Raymond Winder, the Deloitte & Touche (Bahamas) managing partner, told Tribune Business that the Central Bank’s efforts to restructure its “unsustainable” defined benefit had brought the Government’s own pension issues into ‘sharp relief’.
Public sector pensions do not even have a formal structure, effectively operating as a ‘pay-as-you-go’ scheme, and Mr Winder said addressing this problem was “a bigger issue than a lot of the things” the Government is focused upon now, particularly tax and fiscal reform.
Calling for the Bahamas to “pay a little more attention” to this, Mr Winder credited the Central Bank with “having identified and brought to the surface the fact they have a pension fund that is unsustainable on a medium and long-term basis, and trying to identify strategies to deal with that”.

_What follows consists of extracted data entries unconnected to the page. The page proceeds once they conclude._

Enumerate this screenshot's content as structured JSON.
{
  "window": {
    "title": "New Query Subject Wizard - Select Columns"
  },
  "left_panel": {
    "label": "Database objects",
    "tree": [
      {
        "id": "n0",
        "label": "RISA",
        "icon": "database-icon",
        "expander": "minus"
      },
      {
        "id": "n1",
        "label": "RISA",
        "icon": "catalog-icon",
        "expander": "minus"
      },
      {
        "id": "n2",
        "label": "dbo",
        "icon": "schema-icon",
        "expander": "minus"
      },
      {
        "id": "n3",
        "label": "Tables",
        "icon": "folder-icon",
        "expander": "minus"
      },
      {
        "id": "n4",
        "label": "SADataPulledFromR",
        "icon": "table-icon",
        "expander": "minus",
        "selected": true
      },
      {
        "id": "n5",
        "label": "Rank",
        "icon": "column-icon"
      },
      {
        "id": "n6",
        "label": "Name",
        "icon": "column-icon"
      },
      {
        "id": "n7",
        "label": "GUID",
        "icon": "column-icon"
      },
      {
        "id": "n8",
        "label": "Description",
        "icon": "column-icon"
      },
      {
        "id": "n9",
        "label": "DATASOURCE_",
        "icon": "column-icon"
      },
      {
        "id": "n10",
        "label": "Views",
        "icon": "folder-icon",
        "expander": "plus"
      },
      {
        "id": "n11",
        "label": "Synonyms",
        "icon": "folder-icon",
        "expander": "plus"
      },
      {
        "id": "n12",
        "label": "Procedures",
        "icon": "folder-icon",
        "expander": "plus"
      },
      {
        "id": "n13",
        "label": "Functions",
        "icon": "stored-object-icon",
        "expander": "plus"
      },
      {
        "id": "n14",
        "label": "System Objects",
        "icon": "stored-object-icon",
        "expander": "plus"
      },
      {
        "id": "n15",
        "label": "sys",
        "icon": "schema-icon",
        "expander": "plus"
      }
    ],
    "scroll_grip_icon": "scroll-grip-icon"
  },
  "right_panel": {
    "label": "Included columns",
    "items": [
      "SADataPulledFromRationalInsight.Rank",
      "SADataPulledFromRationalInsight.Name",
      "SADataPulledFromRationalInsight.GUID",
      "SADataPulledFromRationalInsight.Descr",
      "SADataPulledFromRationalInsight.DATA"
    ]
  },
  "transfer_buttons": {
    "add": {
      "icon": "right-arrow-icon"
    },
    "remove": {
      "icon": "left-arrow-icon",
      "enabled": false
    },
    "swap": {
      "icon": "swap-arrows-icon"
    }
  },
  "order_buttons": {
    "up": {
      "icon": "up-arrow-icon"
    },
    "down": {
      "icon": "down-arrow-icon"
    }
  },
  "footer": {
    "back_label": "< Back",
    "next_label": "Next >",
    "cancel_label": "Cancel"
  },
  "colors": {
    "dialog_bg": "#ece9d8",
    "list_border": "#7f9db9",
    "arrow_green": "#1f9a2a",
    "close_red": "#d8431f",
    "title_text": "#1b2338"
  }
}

While that has brought the regulator into conflict with the two trade unions that represent many of its employees, the Deloitte & Touche chief said the Central Bank had highlighted the fact the Government will need to address the same issues.
Calling for it to “seriously look at and calculate the unfunded liabilities” bound up in its civil service pensions, Mr Winder said International Accounting Standard 19 (IAS) now required corporate entities - but not governments - to record obligations due to defined benefit pension plans on their balance sheets. These have to be noted as liabilities, whether funded or unfunded.
“The Central Bank, as a standalone entity, having to put those things on its balance sheet, has driven home how unsustainable those kinds of plans are,” Mr Winder told Tribune Business.
The Christie administration has moved to tackle the civil service pensions issue, and the likely multi-million dollar unfunded liabilities the Government is carrying, having commissioned a study by the KPMG accounting firm.
It is unclear whether this has been completed, with some investment analysts estimating that the Government’s current unfunded civil service pension liabilities could range from $500 million up to $1 billion.
When this sum is added to the Government’s existing $443 million fiscal deficit, and almost $5.5 billion national debt, the need to tackle its unfunded civil service liabilities becomes critical.
Mr Winder told Tribune Business that the Government needed to be careful in making temporary workers permanent public sector employees, as this would “create huge obligations for the future”.
“As part of the restructuring and planning, the Government has to get serious about whether adjustments are made to these pensions, to ensure we deal prudently with the possibility of having huge exposures that create huge deficits for the medium and long-term prospects of our country,” the Deloitte & Touche (Bahamas).
“We can’t afford to wait 10-15 years to make these adjustments, when the liabilities are going to be many times what they are now. It has the potential to be a bigger issue than a lot of things we are looking at now. It is one of the biggest parts of fiscal reform, tax reform and has to be taken into consideration.
“This is an issue that is going to become a big problem for the Government as time progresses, and like the Central Bank, it should begin to look at ways to respond to the obligations that would have to be recorded by a defined benefit plan.”
Mr Winder said the Bahamas Telecommunications Company’s (BTC) recent privatisation had exposed the problems posed by unfunded pension liabilities.
As part of the deal, the Government and Cable & Wireless Communications (CWC) had to close BTC’s existing defined benefit plan to new employees and create a new defined contribution structure. And close to $40 million had to be placed into a trust structure by the Government to fill the unfunded liabilities in BTC’s existing pension plan.
Mr Winder added that the Government was likely to encounter similar issues with the Bahamas Electricity Corporation (BEC) and any other corporations it sought to privatise, with “the biggest potential obligation” being unfunded liabilities due to the pension fund.
The Central Bank of the Bahamas last week said it was facing an “unsustainable” employee pension contribution rate of 20 per cent, following strong union objections to recent adjustments.
“Following a fundamental change in the Plan design (the removal of the integration clause with the National Insurance benefits), mandated by the staff, among other cost factors, the Bank is now faced with a double-digit contribution rate of over 20 per cent, which is clearly not sustainable or reasonable,” the Central Bank said.